Damage estimates have increased after a devastating freeze burned many of south Florida's green beans and sweet corn crops.

Darrin Parmenter, vegetable production agent for the Palm Beach County Extension Service, West Palm Beach, estimates the region lost up to 50-60 percent of its sweet corn and 75-80 percent of its green beans.
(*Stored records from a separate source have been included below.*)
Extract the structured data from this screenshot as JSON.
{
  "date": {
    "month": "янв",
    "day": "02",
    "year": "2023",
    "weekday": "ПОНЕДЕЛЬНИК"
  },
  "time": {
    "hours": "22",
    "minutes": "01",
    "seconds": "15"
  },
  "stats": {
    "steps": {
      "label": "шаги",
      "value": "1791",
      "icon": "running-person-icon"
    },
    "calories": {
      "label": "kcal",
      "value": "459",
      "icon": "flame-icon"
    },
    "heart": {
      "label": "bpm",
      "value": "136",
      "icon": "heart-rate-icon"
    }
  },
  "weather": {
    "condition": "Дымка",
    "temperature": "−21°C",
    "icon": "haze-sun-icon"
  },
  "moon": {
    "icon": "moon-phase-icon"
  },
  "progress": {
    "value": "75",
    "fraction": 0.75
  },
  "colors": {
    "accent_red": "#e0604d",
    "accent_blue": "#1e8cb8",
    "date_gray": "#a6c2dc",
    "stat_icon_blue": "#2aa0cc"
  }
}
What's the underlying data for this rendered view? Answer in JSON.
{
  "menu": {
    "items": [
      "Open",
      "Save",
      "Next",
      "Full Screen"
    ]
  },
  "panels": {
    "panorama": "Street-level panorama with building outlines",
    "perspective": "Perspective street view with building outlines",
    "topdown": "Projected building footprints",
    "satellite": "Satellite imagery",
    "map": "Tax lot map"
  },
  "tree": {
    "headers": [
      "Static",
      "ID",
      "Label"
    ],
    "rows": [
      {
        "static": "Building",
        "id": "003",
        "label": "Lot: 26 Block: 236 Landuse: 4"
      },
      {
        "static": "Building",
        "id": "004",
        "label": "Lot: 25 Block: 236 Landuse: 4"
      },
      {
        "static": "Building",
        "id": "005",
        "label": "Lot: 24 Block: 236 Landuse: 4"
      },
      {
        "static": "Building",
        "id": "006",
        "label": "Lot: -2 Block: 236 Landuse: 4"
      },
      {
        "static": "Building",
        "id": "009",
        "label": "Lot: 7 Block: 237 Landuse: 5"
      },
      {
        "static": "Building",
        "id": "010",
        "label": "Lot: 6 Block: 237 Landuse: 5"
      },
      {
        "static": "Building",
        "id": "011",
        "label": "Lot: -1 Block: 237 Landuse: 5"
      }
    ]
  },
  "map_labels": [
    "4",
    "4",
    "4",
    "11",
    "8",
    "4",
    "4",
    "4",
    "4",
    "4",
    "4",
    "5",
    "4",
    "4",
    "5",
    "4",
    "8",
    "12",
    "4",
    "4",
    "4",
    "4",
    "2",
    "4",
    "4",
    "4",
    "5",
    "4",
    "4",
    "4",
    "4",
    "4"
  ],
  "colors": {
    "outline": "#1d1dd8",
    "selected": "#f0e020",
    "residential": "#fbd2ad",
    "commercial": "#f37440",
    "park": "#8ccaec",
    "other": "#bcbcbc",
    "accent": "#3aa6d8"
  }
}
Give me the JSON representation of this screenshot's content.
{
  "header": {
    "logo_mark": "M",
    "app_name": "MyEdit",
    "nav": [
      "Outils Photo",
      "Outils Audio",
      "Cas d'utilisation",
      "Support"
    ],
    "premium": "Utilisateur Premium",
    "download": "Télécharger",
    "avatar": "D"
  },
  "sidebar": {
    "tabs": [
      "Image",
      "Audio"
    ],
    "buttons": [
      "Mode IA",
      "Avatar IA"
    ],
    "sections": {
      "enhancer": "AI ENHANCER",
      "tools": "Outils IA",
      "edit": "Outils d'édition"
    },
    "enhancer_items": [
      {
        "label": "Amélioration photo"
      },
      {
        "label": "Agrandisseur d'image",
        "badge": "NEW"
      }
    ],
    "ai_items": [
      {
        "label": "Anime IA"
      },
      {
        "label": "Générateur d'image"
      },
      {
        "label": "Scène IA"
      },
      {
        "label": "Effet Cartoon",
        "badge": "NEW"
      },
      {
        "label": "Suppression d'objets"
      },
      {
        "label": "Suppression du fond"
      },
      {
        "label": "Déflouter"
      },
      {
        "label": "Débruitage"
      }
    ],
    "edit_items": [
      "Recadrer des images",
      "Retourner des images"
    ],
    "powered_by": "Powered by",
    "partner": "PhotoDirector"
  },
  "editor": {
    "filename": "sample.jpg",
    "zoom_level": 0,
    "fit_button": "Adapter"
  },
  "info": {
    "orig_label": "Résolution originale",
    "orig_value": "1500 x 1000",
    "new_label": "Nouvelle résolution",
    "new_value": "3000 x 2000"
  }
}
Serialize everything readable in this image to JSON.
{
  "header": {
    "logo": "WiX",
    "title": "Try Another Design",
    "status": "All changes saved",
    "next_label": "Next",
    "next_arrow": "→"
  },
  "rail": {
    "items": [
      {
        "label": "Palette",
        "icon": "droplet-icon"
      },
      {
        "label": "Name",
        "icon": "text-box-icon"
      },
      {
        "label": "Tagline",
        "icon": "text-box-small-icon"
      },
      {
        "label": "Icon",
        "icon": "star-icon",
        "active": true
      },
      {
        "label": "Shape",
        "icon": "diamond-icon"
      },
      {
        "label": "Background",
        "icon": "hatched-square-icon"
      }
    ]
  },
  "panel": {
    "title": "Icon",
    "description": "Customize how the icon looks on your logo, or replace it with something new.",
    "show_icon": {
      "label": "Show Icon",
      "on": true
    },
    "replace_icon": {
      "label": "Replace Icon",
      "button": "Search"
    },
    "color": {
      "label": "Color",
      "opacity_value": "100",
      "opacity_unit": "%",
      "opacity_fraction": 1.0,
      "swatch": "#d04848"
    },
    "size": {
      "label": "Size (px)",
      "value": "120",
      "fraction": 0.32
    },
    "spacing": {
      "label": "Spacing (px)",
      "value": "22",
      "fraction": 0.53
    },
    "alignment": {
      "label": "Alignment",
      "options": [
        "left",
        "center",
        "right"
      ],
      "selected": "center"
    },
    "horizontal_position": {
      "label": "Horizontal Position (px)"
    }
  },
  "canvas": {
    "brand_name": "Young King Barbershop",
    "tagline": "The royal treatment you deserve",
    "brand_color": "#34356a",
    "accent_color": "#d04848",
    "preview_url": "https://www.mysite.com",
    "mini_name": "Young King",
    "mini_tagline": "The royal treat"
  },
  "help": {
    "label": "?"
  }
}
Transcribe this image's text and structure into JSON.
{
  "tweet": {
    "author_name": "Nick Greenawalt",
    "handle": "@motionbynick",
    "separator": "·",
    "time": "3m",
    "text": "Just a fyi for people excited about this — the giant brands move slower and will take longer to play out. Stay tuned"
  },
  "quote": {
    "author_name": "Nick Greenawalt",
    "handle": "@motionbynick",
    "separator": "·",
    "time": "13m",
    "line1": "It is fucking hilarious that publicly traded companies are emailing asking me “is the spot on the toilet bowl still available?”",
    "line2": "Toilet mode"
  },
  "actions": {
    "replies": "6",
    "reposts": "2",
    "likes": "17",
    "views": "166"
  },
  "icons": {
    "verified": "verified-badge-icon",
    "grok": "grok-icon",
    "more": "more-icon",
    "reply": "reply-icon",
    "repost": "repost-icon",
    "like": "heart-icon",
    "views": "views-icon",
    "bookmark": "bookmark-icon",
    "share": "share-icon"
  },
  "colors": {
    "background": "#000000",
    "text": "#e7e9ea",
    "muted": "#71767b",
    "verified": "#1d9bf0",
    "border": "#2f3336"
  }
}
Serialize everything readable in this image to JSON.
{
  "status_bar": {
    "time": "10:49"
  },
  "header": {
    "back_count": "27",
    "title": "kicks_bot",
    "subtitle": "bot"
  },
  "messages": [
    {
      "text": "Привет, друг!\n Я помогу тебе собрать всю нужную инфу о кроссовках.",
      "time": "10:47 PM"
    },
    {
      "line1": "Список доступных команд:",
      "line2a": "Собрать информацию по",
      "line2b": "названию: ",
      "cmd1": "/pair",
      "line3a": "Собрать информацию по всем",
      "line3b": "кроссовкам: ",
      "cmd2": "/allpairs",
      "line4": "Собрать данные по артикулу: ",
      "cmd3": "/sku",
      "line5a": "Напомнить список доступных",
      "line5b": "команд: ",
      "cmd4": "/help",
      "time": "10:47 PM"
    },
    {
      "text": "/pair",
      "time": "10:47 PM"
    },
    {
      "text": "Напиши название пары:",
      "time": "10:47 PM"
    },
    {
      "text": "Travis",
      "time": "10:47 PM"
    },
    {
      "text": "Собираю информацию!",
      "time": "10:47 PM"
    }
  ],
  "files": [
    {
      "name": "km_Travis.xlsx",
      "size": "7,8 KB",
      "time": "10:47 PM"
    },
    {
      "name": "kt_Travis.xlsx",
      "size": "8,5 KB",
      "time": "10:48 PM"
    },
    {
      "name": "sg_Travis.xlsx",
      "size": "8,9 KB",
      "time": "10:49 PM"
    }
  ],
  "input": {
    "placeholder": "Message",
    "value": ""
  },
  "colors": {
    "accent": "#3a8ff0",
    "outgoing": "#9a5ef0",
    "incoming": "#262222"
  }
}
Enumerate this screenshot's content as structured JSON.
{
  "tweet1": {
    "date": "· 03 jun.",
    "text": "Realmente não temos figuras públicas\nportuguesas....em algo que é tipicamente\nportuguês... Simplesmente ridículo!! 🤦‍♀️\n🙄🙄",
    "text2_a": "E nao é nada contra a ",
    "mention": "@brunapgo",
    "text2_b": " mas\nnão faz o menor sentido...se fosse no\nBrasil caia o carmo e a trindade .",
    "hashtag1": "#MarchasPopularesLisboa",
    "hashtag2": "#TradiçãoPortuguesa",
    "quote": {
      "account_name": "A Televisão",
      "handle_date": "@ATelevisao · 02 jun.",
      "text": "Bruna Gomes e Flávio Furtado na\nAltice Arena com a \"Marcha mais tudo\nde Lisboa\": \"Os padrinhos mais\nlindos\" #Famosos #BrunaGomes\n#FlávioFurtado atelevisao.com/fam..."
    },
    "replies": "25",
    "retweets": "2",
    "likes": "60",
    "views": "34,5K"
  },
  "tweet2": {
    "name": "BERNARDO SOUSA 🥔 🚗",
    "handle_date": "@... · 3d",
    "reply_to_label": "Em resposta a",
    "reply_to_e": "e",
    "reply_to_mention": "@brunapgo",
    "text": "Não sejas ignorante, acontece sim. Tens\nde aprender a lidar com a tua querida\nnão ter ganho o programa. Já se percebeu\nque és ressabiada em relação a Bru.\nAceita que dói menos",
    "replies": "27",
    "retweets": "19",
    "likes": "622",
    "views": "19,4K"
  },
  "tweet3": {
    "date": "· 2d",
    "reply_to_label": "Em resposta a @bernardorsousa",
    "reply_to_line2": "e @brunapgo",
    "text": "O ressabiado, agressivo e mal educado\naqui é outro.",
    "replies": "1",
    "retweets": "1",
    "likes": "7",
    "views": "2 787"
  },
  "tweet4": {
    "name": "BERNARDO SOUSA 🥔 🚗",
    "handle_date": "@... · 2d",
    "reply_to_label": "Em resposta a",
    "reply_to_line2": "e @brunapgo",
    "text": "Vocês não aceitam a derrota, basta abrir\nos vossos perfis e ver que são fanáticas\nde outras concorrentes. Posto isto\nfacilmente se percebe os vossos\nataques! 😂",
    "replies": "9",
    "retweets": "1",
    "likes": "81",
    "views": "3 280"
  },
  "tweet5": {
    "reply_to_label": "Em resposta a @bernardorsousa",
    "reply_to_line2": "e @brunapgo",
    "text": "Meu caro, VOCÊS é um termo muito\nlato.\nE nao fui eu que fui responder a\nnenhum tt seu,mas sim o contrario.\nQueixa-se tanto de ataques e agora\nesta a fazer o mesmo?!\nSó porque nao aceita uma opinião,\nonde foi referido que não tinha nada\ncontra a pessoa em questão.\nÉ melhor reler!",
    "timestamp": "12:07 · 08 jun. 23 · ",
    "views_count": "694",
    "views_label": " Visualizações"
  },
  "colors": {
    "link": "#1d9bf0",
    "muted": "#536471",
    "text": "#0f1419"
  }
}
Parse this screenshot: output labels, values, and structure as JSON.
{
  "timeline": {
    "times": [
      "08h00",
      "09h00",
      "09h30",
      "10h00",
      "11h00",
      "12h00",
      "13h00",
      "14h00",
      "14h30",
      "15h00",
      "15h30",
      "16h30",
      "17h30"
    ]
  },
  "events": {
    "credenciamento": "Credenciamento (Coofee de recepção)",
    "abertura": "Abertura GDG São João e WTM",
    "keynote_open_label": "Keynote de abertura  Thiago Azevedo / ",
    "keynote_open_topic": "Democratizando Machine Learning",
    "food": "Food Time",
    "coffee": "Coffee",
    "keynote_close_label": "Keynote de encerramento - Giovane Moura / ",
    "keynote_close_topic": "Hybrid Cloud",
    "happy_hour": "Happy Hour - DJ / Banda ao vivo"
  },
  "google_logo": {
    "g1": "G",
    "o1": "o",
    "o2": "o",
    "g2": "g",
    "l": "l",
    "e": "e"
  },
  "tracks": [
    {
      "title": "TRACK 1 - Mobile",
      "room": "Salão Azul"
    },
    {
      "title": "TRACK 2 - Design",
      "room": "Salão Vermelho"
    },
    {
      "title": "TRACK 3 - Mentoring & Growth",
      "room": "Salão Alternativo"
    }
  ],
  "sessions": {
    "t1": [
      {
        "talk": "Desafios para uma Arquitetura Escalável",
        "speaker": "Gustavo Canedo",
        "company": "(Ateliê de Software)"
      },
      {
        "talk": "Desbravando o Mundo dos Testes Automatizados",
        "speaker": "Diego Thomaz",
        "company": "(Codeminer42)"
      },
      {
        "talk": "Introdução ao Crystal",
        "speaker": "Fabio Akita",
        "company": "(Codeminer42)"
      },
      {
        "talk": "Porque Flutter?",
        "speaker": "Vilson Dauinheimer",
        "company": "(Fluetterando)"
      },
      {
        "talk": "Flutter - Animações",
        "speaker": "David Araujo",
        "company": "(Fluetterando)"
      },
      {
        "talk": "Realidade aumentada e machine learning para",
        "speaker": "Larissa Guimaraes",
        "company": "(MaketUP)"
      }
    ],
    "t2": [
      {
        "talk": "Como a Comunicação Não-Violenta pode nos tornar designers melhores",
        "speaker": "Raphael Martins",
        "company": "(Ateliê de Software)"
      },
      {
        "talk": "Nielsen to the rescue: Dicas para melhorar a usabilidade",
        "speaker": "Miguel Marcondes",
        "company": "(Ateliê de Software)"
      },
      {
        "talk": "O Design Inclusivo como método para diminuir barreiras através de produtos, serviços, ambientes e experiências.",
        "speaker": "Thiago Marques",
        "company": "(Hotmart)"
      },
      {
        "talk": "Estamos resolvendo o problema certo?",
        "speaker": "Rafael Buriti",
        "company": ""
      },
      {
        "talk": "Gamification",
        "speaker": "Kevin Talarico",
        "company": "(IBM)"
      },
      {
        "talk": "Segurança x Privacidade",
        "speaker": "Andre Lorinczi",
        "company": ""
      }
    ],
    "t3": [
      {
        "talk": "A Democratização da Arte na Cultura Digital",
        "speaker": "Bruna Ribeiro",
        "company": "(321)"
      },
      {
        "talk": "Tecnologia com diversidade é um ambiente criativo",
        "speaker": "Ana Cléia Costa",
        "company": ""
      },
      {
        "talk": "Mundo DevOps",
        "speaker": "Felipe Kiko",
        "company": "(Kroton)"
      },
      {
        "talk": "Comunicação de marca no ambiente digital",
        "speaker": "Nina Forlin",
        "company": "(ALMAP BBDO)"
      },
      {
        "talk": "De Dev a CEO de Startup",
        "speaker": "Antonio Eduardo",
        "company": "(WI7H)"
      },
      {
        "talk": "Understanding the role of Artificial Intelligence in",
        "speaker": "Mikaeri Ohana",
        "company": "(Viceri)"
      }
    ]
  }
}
But his office hasn't made any formal calculations and estimates remain educated guesses, Parmenter said.

"Making an estimate now is going to be somewhat difficult since many acres are in a wait-and-see period," he said.

Growers and shippers in late February and early March were surveying damage caused by the subfreezing temperatures that struck the Lake Okeechobee area during the early morning hours of Feb. 17 and Feb. 19.

Brett Bergmann, co-owner of Hugh H. Branch Inc., Pahokee, said Branch's growers lost 500-600 acres of green beans and 600-1,000 acres of sweet corn.

"Beans will be very light in the next three to five weeks," Bergmann said Feb. 24. "There may be a week to 10-day skip before we get back into normal production."

The sweet corn situation, however, remains less certain.

"It is yet to be determined if what we have will be considered a normal April or how that will all unfold," he said.

Gene Duff, executive vice president and general manager of Pioneer Growers Co-op, Belle Glade, said the freeze harmed growers in different ways.

"Everything's in short supply now," he said Feb. 27. "Once we get down the road, we will start seeing more supplies towards the end of March."

Belle Glade green beans, Duff said, should increase in volume by mid-March, while sweet corn should begin production April 10 with larger promotable volumes hitting by April 20.

Product will remain in short supply until the end of April, he said.